Dr Jonathan Javitt, Chief Executive Officer of NeuroRx, commented: “We are greatly encouraged by these preliminary findings and believe they are indicative of a biologic effect of aviptadil in hastening recovery from critical COVID-19. We expect to discuss with the US Food and Drug Administration (FDA) and other regulatory authorities the submission of an Emergency Use Authorization (EUA) so that ZYESAMI can be available for treating this population that is at immediate risk of death and for which there is no approved therapy.”
A total of 203 patients participated in the study; 136 were given Zyesami, while 67 received the SOC. A total of 138 patients (91 Zyesami, 47 SOC) survived through Day 28. Ninety-six patients (65 Zyesami, 31 SOC) were discharged from the hospital by Day 28. Data analysis is ongoing. The primary endpoint of the trial was the resolution of respiratory failure within 28 days after treatment started. The secondary endpoints were patient survival, time to intensive care unit discharge, time to hospital discharge, time to return to NIAID score of 6-8 and safety.
The preliminary data includes 28 days of follow up, since patient survival has improved since the start of the pandemic, no differences in patient survival have been observed so far. Patients are now being followed through day 60 to assess this further. The study has also not identified an overall difference in recovery from respiratory failure. However, investigators are now working to confirm the timing of each case of recovery from medical records, once completed the study’s investigators’ committee will review each case prior to patient-level unblinding of this endpoint. Those data are expected within a few weeks. A blinded sub-study of radiographic improvement is also underway.
Zyesami did meet some of its secondary efficacy endpoints – in patients treated with High Flow Nasal Cannula (HFNC) therapy and mechanical ventilation, it showed an advantage of at least 40 percent in 15 of 16 comparisons. This difference includes at least a five-day median reduction in hospital stay. The largest difference observed was among those treated with HFNC who experienced a median of 11 fewer days in hospital (15 versus 26 for placebo plus SOC).
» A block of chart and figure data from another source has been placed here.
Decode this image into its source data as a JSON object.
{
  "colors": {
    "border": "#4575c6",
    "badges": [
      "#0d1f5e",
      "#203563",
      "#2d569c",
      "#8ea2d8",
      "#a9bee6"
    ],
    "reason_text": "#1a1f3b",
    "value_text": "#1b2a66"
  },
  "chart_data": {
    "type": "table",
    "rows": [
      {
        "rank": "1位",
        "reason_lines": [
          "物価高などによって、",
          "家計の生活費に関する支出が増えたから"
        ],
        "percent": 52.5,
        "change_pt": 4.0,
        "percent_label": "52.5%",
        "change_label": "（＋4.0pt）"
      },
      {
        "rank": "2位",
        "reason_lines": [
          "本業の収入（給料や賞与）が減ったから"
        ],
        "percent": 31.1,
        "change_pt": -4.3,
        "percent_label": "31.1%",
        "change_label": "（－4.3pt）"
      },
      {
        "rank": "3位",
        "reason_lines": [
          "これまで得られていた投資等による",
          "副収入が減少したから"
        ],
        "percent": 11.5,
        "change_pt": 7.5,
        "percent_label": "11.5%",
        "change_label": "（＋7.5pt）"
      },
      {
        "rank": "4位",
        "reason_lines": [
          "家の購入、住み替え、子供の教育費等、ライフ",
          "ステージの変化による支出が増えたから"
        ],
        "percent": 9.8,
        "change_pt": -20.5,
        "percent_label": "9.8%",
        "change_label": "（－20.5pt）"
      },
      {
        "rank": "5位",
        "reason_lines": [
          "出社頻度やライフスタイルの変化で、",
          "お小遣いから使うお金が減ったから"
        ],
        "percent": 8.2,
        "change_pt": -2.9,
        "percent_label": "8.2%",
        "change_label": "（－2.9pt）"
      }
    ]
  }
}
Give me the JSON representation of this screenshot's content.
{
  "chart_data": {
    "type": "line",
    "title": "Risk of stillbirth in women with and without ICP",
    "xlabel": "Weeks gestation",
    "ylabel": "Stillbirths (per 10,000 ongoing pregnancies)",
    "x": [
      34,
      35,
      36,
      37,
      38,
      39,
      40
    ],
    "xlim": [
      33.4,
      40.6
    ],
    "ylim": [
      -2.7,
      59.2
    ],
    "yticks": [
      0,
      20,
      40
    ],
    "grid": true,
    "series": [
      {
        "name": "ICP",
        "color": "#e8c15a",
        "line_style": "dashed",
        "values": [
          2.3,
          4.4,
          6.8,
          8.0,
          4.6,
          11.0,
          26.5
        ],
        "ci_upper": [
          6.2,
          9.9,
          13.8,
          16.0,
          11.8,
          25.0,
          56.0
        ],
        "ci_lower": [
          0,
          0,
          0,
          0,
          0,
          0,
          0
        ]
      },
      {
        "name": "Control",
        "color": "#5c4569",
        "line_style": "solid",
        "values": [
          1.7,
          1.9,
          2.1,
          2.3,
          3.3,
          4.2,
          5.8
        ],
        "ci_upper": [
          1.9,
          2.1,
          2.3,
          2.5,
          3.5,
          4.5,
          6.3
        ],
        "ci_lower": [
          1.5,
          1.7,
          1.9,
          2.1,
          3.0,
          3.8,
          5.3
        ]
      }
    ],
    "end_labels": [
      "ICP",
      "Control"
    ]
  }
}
Dr Javitt added: “To our knowledge this is the first demonstration of clinically and statistically-significant benefit by any therapeutic agent in patients with COVID-19 respiratory failure in a randomised, double blind, prospective trial. Other COVID-19 therapeutics have demonstrated clinical advantage in patients with non-critical COVID-19 (ordinal scale 4 and 5) but have not demonstrated benefit in those with Critical COVID-19 (ordinal scale 6 and 7). Steroids have demonstrated benefit in open label studies. However, no randomised controlled trial to date has shown efficacy when patients are in respiratory failure and require High Flow Nasal Cannula, non-invasive ventilation or mechanical ventilation to maintain blood oxygenation. Zyesami, if authorised, would be the first drug for such critically ill patients. Of note, the patients who received either drug or placebo in this trial also received all approved and standard of care treatments including remdesivir, anti-cytokine drugs, steroids and anticoagulants.”
No unexpected side effects have been identified. The most common side effects of Zyesami were mild to moderate diarrhea (seen in 30 percent of Zyesami-treated patients versus 1.5 percent of placebo-treated patients) and systemic hypotension (low blood pressure) seen in 31 Zyesami-treated patients versus 25 placebo patients. There were two deaths in the study related to hypotension, both of which occurred more than a week after treatment. One patient was in the Zyesami group, and the other was in the placebo group. All potentially serious adverse effects were investigated by a board-certified critical care physician together with site investigators and none was deemed drug-related.